A simple blood test can make a huge difference to cancer patients by evaluating whether the treatment to reduce tumours is working, say scientists.
British researchers have devised a way of closely monitoring the progress of tumours without the need for surgery or scans.
For the first time, they used blood analysis to detect deadly mutations in 20 of 38 patients studied with breast and ovarian cancer.
They even managed to build up a picture of how one woman's breast cancer responded to different treatments over 16 months.
The blood test, which could potentially save thousands of lives, could be available to patients within five years, according to the researchers.

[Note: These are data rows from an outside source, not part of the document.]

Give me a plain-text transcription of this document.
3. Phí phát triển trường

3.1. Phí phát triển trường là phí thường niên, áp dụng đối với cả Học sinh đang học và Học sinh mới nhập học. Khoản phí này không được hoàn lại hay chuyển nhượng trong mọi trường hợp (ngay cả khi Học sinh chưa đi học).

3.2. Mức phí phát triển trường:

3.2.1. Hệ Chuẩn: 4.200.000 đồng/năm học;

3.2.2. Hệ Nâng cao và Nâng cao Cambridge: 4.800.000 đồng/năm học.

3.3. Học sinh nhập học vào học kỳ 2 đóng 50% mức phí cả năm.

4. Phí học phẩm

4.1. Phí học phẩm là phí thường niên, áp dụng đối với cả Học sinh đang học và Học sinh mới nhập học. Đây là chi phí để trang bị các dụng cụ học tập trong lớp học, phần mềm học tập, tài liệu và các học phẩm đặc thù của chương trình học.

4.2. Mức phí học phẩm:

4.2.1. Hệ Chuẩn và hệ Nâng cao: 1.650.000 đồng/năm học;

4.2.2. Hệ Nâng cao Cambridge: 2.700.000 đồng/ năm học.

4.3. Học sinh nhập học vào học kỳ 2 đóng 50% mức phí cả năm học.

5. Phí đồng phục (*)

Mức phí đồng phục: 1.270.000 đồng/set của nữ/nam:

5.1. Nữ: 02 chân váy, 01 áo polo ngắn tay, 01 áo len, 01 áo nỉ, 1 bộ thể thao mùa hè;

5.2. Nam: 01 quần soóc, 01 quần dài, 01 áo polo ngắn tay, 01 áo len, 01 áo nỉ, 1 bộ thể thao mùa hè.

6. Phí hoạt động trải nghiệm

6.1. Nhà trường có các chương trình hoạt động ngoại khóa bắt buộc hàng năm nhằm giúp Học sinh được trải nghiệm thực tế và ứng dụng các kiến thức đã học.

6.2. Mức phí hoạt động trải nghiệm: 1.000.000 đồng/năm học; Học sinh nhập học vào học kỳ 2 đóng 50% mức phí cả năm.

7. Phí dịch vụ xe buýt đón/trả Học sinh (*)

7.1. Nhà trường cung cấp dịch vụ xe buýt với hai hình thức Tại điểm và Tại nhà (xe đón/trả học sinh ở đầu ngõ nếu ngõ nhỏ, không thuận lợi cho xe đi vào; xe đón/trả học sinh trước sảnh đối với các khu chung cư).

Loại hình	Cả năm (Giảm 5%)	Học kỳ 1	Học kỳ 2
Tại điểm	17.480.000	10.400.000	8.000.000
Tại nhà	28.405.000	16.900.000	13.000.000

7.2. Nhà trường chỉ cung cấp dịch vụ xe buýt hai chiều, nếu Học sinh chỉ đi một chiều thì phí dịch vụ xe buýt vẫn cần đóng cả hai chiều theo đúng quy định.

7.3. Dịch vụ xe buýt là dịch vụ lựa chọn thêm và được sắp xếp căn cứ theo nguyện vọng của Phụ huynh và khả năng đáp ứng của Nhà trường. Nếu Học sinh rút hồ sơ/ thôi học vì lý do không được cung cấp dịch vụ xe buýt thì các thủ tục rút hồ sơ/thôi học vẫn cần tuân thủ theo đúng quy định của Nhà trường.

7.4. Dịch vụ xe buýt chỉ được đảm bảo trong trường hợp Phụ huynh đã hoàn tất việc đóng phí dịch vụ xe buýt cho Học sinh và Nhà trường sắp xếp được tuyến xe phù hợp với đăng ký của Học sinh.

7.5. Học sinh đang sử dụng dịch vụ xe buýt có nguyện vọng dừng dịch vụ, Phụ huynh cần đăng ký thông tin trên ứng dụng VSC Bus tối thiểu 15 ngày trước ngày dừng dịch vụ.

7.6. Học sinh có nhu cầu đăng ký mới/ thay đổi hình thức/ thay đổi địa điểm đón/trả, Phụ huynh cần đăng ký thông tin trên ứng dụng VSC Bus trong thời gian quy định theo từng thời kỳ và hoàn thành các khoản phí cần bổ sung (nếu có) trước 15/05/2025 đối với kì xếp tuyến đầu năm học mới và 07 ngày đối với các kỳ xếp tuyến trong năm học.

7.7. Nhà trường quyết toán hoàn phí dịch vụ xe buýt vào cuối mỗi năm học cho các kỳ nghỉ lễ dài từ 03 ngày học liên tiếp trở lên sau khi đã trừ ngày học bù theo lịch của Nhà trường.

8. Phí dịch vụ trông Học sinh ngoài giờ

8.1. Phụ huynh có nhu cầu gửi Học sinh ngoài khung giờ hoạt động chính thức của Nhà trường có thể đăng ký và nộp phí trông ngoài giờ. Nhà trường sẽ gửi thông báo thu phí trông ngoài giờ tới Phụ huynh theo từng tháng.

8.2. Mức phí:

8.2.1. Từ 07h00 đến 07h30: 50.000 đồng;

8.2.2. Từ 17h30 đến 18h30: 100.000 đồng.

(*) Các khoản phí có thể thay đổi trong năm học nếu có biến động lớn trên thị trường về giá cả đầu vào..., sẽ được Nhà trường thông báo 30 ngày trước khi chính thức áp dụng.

Currently those with cancer often need to have tissue samples surgically removed for analysis.
The new test uses sequencing - a technique to read genetic code - to look for tiny pieces of DNA that cancer tumours shed into the bloodstream and are not picked up by current screening methods.
This could alert doctors when a treatment is not working, allowing them to try alternatives, as well as potentially sparing the patient unnecessary side effects.
Blood samples were taken from women either before, during or after chemotherapy at Addenbrooke's Hospital in Cambridge.
"This type of blood test has the potential to revolutionise the way we diagnose and treat cancer," the Daily Mail quoted Dr Nitzan Rosenfeld, who led the study at the Cancer Research UK Cambridge Research Institute, as saying.
"The great advantage is that it can be used to identify cancer mutations without surgery or a biopsy, making it safer and cheaper," he added.
DNA sequencing is widely used by scientists, but Dr Rosenfeld's team found a way to home in on key genes known to be 'cancer hot spots' and analyse them in detail.
This is the first time entire genes have been analysed from a blood test, which enabled the researchers to examine 20,000 possible mutations in six cancer-related genes.
Using a blood sample from a 56-year-old woman with breast cancer, they were able to see in retrospect that the first type of treatment she was given had not worked.
"We could see in a blood test what the doctors could only see using extensive imaging. It suggests that if we had looked at a different time point, we may have been able to spot it earlier," said Dr Rosenfeld.
He said more tests would be needed to see which other cancers could be detected using the same process, but there was no reason why it would not work if scientists targeted the right gene.
Their study has been published in the journal Science Translational Medicine.